Ma thèse, qui portait sur la question de l’enseignement de l’écriture et plus particulièrement, sur la relation entre la trace et le sens, m’a ouvert les portes de la formation d’enseignants, grâce à un poste de maître de conférences en IUFM.
Mon cursus en tant qu’enseignante de maternelle, plus de 27 ans, m’a permis d’être pleinement concernée par l’adaptation des recherches universitaires aux démarches pédagogiques.
Retraitée depuis plus de 10 ans, je continue à m’intéresser à cette problématique, à chercher des solutions aux problèmes rencontrés par les élèves et à publier à ce sujet.
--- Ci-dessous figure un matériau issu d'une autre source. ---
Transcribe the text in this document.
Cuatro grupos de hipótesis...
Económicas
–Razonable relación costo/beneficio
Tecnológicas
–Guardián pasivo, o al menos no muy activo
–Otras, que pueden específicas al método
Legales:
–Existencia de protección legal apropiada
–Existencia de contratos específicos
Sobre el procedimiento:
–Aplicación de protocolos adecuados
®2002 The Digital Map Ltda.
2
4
2. Comment est né ce projet de cahier ?
En observant les copies de mots en cursive d’élèves de grande section de maternelle, mais aussi de cp, j’ai remarqué la récurrence de certaines maladresses préjudiciables à la reconnaissance des lettres :
erreurs de ligatures, déformations, introduction d’éléments superflus qui altèrent la nature du mot et parfois même le sens, même si ceux-ci présentent peu de difficulté graphique.
Ce constat m’a conduit à penser que le choix de la forme des lettres est certainement un facteur en grande partie responsable de ces imperfections, en particulier au regard de l’organisation de leurs traits d’attaque et de sortie.
Jusqu’ici, peu de modèles pour l’enseignement de l’écriture cursive ont questionné la pertinence de la structure des lettres pour en faciliter l’apprentissage. Le cahier que je propose tente de résoudre cette question.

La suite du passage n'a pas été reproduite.